In reverse transcriptase PCR, RNA acts as the template for the reaction. In addition to all polymerase chain reaction steps, a step of amplification of RNA is done to get the DNA aligned. The reverse transcriptase enzyme transcribes the RNA into complementary DNA (cDNA ). It is absent in the standard polymerase chain reaction. The reverse transcriptase enzyme has the RNase H which functions to degrade the RNA position of the hybrid. After this, the next process is concluded by the DNA polymerase I enzyme. The rest of the process of polymerase chain reaction is the same. However, the RNA strands are very sensitive, so they require more carefulness while handling it. Due to the involvement of the reverse transcriptase enzyme, it is called a reverse transcription-polymerase enzyme. When the pcr reaction is combined with quantitative pcr, then it is called real-time RT PCR.
The quantitative polymerase chain reaction is also called real-time PCR. in this pcr technique, it gives out the idea of how much percentage of DNA is present in the sample. In the above RT PCR technique, it is very cumbersome to detect the amount of DNA or RNA. But with the qPCR technique, it can be quantified.
The standard PCR at one go can amplify the DNA up to 2000 nucleotides. While the QPCR can amplify as well as quantify the DNA samples. Here, the quantification is done to measure how many DNA samples are present in the sample.
The PCR is based on the principle of DNA amplification by the primer designing and annealing. While QPCR works on the principle of fluorescence probes and dyes. The DNA samples can be detected by using fluorescent probes that emit fluorescence during the DNA amplification or pcr amplification.

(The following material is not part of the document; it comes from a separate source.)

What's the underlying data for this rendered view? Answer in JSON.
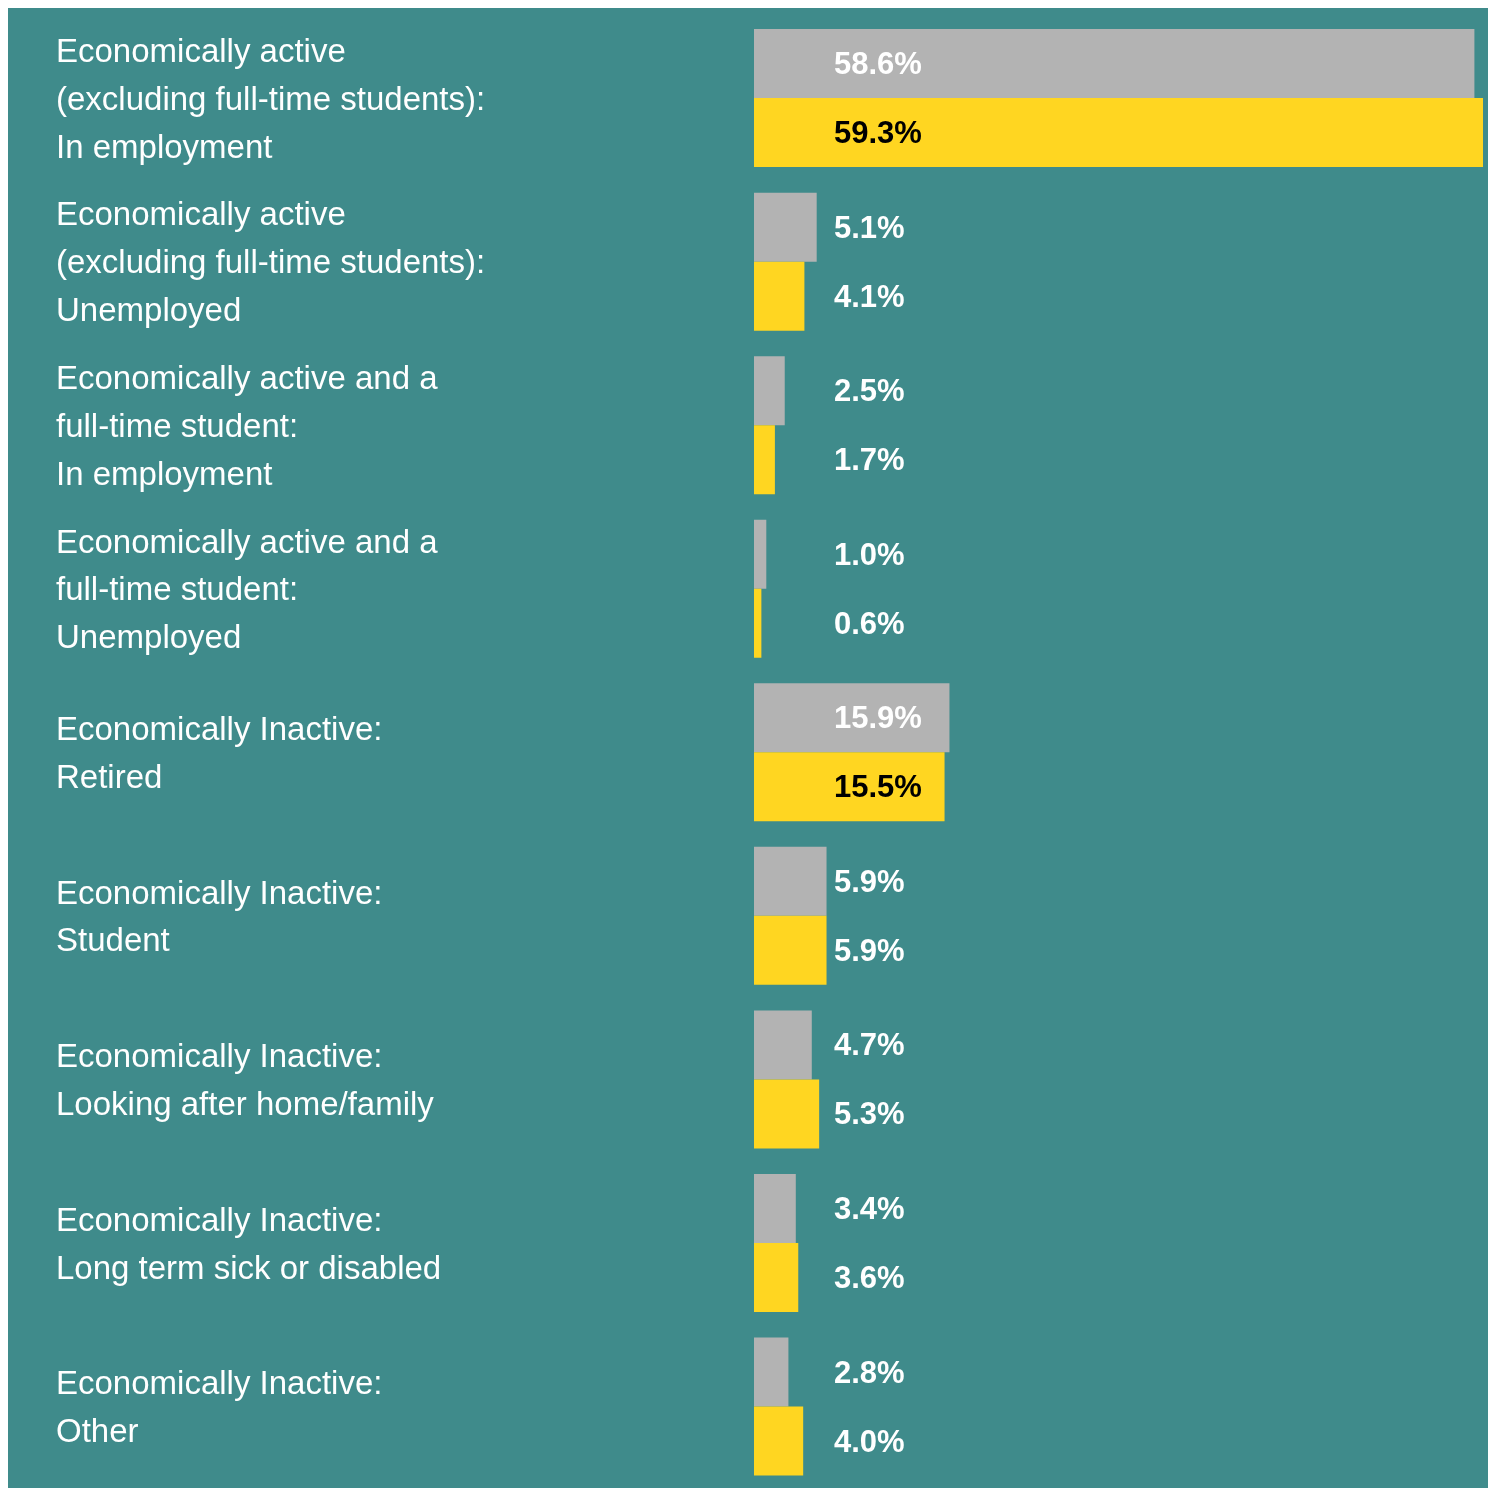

The primer sets are used in the standard polymerase chain reactions while in the QPCR, the primers are labeled with fluorescent dyes and are used in the real-time polymerase chain reaction assay. The primers used in the standard polymerase chain reaction are not labeled with any probe.
The standard polymerase chain reactions are completed in the three steps: denaturation, annealing, and renaturation or extension. In QPCR techniques, with these steps, an additional exponential phase of amplification is done to quantify the DNA.

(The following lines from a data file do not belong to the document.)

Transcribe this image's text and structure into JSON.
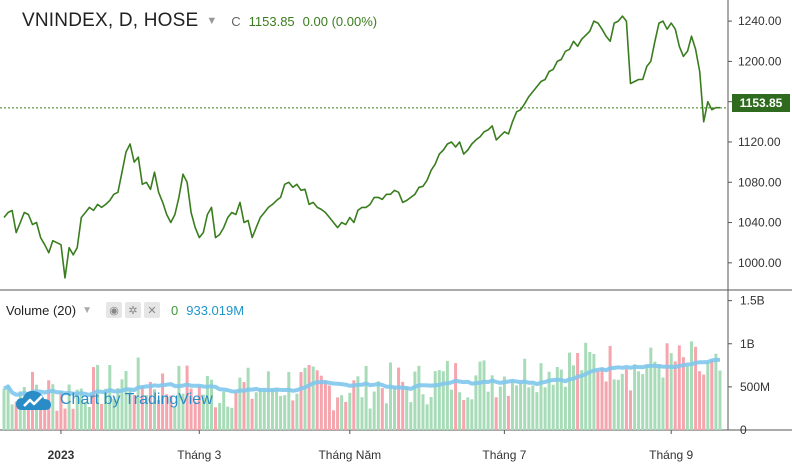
{
  "header": {
    "symbol": "VNINDEX, D, HOSE",
    "close_key": "C",
    "close": "1153.85",
    "change": "0.00 (0.00%)"
  },
  "volume_header": {
    "label": "Volume (20)",
    "v0": "0",
    "v1": "933.019M"
  },
  "logo": {
    "text": "Chart by TradingView"
  },
  "colors": {
    "price_line": "#3a7d1f",
    "vol_up": "#a8dcb9",
    "vol_down": "#f5a5ad",
    "vol_ma": "#7fc6ec",
    "last_label_bg": "#2f6b1f"
  },
  "chart_data": [
    {
      "type": "line",
      "name": "price",
      "y_ticks": [
        "1240.00",
        "1200.00",
        "1160.00",
        "1120.00",
        "1080.00",
        "1040.00",
        "1000.00"
      ],
      "y_tick_values": [
        1240,
        1200,
        1160,
        1120,
        1080,
        1040,
        1000
      ],
      "ylim": [
        975,
        1255
      ],
      "last_value": 1153.85,
      "last_label": "1153.85",
      "x_labels": [
        "2023",
        "Tháng 3",
        "Tháng Năm",
        "Tháng 7",
        "Tháng 9"
      ],
      "x_label_positions_index": [
        14,
        48,
        85,
        123,
        164
      ],
      "values": [
        1045,
        1050,
        1052,
        1030,
        1040,
        1050,
        1048,
        1038,
        1040,
        1025,
        1018,
        1010,
        1022,
        1020,
        1018,
        985,
        1015,
        1008,
        1015,
        1045,
        1050,
        1055,
        1052,
        1058,
        1055,
        1058,
        1062,
        1068,
        1070,
        1090,
        1110,
        1118,
        1100,
        1105,
        1078,
        1080,
        1073,
        1090,
        1070,
        1060,
        1048,
        1040,
        1048,
        1065,
        1088,
        1080,
        1050,
        1035,
        1025,
        1030,
        1048,
        1055,
        1025,
        1028,
        1035,
        1045,
        1050,
        1048,
        1060,
        1040,
        1042,
        1025,
        1035,
        1045,
        1050,
        1055,
        1058,
        1062,
        1065,
        1078,
        1080,
        1075,
        1078,
        1072,
        1073,
        1058,
        1060,
        1055,
        1053,
        1050,
        1045,
        1040,
        1035,
        1040,
        1038,
        1045,
        1040,
        1052,
        1055,
        1055,
        1058,
        1065,
        1065,
        1063,
        1068,
        1068,
        1072,
        1070,
        1060,
        1062,
        1065,
        1068,
        1075,
        1076,
        1082,
        1092,
        1098,
        1108,
        1112,
        1118,
        1120,
        1115,
        1120,
        1108,
        1112,
        1118,
        1122,
        1125,
        1130,
        1132,
        1136,
        1122,
        1126,
        1130,
        1128,
        1140,
        1150,
        1152,
        1158,
        1165,
        1170,
        1175,
        1180,
        1182,
        1190,
        1192,
        1200,
        1202,
        1210,
        1212,
        1220,
        1215,
        1222,
        1226,
        1230,
        1240,
        1238,
        1232,
        1225,
        1220,
        1238,
        1240,
        1245,
        1240,
        1178,
        1180,
        1182,
        1182,
        1195,
        1200,
        1220,
        1238,
        1240,
        1232,
        1238,
        1232,
        1215,
        1205,
        1210,
        1225,
        1212,
        1190,
        1140,
        1160,
        1152,
        1154,
        1154
      ]
    },
    {
      "type": "bar",
      "name": "volume",
      "y_ticks": [
        "1.5B",
        "1B",
        "500M",
        "0"
      ],
      "y_tick_values": [
        1500,
        1000,
        500,
        0
      ],
      "ylim": [
        0,
        1600
      ],
      "unit": "M"
    }
  ]
}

To perform the analysis of the standard PCR, the conventional gel electrophoresis is done using the PCR amplicons. While in the case of QPCR, the results are recorded by the PCR machine as per the fluorescence emitted by the dyes.
In a standard polymerase chain reaction, the amplicon bands are observed with the help of gel electrophoresis based on the peaks of bands. In the QPCR, different sizes of amplicons are observed in the peaks of QPCR.
In the standard PCR, the electrophoresis is under the pressure of the electrical current, so the amplicon bands migrate towards the positive pole. While in the RT PCR, the fluorescent dye is used for the detection of DNA samples. The peak in the RT PCR denotes the maximum amplification of DNA samples.
In the above point context, all results of standard PCR are recorded when the process gets completed. But with RT PCR, with fluorescence, the results are observed soon.
The conventional polymerase chain reaction shows low-resolution amplification, while the RT PCR, shows high-resolution amplification methods for DNA detection.
It is seen that the conventional polymerase chain reaction is a time -consuming which takes almost 3 to 4 hours. While the RT PCR technique takes only a less time of 1 to 1.5 hours to DNA amplification.
Conclusion
The PCR, RT PCR, and QPCR are the core techniques of molecular biology tools. A lot of research work is carried on with the help of these PCR techniques. The techniques are based on the same principle of DNA amplification, but the process is different for all three techniques. The results of these techniques also vary at their resolution levels. PCR machines for such devices are all present in the market for executing the polymerase chain reactions.